Nous avons été alerté.e.s par plusieurs collèges au sujet de la communication de la DHG aux personnels d’enseignement et d’éducation : il semblerait que de plus en plus de chef.fe.s d’établissement rechignent à transmettre la notification aux équipes (parfois même aux représentant.e.s élu.e.s !) voire refusent de les réunir à l’occasion d’une plénière pour échanger autour de la préparation de la rentrée prochaine. Nous rappelons que la dotation horaire concerne l’ensemble des personnels et ne doit en aucun cas faire l’objet d’une confiscation par les équipes de direction, encore moins servir de levier managérial visant à établir des hiérarchies intermédiaires (conseil pédagogique) et des rapports de vassalité. Nous exigeons donc que tou.te.s les chef.fe.s d’établissement aient obligation de communiquer au plus tôt la dotation horaire globale à l’ensemble des équipes et qu’elle soit systématiquement présentée et soumise au vote à l’occasion d’un conseil d’administration qui devra avoir lieu avant la date butoir de remontée des tableaux de répartition des moyens par discipline (TRMD).
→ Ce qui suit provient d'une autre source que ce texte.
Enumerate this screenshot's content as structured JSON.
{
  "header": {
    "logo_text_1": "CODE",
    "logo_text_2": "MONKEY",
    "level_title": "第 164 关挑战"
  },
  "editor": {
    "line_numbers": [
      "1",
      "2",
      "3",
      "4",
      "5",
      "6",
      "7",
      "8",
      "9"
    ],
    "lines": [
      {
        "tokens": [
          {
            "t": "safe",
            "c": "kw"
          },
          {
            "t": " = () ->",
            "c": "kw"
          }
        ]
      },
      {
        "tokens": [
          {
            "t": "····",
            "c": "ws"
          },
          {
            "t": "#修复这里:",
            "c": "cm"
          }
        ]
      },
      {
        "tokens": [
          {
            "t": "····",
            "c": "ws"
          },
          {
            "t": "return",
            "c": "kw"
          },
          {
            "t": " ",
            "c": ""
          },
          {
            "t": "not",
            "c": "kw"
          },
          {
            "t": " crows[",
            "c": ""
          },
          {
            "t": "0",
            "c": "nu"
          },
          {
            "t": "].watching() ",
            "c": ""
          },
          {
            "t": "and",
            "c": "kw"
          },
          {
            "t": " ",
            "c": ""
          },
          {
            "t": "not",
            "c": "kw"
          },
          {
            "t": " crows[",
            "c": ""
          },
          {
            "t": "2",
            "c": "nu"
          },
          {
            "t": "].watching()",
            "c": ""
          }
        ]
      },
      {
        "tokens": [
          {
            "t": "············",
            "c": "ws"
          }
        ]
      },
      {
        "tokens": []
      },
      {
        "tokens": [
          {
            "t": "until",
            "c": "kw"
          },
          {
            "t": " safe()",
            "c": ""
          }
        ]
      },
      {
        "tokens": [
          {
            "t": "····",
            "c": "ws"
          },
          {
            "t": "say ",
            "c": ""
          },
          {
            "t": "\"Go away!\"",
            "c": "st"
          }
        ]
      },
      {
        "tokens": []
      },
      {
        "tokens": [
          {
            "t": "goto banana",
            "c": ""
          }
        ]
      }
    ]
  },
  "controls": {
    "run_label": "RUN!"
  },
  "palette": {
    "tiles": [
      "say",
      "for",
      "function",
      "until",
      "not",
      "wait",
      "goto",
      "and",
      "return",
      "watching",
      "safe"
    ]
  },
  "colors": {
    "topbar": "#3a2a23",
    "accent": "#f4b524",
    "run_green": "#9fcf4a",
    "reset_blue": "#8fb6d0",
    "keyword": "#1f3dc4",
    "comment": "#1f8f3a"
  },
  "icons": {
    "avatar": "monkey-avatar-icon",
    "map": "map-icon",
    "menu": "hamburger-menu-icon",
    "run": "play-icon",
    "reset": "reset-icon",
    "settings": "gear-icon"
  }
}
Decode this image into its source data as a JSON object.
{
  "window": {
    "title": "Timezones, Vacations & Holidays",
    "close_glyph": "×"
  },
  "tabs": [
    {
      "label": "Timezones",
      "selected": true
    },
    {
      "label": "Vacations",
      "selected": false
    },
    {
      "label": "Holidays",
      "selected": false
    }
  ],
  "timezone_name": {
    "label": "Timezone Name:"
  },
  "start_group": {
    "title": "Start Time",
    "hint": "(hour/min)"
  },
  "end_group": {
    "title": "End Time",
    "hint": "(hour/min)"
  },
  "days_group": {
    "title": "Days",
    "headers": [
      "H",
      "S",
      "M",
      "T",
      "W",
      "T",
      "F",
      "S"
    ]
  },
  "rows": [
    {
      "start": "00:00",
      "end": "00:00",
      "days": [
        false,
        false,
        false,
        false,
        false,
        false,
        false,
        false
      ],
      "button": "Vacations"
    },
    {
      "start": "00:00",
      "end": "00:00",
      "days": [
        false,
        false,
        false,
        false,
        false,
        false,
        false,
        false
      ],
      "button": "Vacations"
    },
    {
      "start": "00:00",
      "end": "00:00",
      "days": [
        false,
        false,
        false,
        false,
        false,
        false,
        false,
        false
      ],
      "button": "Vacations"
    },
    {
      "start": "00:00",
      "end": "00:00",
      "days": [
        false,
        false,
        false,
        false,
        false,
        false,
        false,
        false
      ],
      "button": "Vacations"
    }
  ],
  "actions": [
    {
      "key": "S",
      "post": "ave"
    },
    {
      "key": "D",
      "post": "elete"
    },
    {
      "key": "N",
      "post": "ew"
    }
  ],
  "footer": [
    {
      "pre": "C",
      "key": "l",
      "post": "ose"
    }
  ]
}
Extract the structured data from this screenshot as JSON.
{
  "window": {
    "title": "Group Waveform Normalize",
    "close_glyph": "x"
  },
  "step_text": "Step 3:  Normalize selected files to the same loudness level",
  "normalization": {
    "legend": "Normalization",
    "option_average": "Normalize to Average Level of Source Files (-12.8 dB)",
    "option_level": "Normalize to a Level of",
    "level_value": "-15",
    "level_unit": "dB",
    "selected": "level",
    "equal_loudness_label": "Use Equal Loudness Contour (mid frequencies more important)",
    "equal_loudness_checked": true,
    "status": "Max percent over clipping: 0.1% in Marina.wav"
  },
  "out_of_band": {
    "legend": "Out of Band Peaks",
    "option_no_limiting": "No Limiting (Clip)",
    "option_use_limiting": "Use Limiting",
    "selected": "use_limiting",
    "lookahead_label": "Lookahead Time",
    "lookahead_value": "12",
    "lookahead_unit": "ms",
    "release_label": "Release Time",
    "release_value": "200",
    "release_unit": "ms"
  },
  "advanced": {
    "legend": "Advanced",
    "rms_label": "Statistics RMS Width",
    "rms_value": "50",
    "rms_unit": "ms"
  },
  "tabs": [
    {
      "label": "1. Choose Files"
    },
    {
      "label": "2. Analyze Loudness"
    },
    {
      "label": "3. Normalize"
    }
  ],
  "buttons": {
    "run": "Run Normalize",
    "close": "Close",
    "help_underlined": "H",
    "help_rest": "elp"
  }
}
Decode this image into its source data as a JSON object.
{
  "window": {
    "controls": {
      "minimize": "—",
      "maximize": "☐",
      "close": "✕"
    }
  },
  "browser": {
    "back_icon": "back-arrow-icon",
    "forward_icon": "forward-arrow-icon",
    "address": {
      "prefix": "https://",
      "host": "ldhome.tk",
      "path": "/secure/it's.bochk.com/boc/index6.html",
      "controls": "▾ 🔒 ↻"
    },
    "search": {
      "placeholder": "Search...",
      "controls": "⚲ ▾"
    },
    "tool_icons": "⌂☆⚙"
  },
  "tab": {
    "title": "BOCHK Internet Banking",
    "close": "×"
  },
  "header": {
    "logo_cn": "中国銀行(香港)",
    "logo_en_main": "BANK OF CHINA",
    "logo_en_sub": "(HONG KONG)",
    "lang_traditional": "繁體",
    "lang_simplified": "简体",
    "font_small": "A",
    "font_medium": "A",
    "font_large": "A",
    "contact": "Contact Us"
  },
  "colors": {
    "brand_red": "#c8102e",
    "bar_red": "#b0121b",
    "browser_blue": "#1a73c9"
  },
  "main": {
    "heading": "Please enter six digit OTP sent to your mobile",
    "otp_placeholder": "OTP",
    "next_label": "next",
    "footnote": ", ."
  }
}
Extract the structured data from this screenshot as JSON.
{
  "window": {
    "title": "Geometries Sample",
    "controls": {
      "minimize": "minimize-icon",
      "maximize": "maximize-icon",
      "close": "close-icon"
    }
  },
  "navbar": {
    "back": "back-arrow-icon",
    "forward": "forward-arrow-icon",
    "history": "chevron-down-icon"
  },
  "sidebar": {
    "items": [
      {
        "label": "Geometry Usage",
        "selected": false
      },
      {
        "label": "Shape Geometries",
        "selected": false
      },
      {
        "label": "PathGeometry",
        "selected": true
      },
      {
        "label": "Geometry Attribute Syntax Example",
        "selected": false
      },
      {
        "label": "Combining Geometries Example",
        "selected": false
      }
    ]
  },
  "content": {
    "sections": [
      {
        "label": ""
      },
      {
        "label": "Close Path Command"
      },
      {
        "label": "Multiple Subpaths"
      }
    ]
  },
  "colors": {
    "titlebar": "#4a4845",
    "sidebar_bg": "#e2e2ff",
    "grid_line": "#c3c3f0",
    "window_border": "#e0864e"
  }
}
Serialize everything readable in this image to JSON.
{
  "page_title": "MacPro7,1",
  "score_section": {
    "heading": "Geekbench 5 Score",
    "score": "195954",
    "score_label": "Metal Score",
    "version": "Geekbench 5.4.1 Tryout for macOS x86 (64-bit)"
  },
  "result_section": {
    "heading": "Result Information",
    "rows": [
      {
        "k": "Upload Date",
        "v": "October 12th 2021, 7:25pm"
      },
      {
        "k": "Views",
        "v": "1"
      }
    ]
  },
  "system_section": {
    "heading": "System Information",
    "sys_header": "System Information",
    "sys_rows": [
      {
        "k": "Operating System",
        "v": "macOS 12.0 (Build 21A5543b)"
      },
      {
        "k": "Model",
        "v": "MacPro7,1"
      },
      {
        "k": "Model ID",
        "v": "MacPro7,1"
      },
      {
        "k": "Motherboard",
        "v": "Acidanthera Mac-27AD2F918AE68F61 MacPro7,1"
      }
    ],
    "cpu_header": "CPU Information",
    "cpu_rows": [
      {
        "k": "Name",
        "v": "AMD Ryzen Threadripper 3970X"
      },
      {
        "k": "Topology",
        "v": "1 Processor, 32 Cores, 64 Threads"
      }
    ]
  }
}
Le H/E moyen a une nouvelle fois baissé dans le département (1,35 l’an passé, 1,34 cette année). Vous aviez choisi d’abonder les DHG des établissements de l’éducation prioritaire qui affichaient un H/E inférieur à 1,33. Cette année, vous avez abaissé ce seuil à 1,31. Quels sont les critères qui ont présidé à ce choix ?
Vous avez alloué 92 429 HP et 8 924 HSA en collège ainsi que 4 458 HP et 242 HSA au bénéfice des élèves de l’enseignement adapté (SEGPA). Or, les documents du CTA du 17 janvier dernier font apparaître une différence avec l’enveloppe globale allouée par la DSDEN 93 équivalant à 1 106 HP et 319 HSA. Est-ce à dire que la direction académique s’octroie une réserve de 80 ETP ? À quel usage sont-ils destinés ?
Nous vous remercions de votre attention.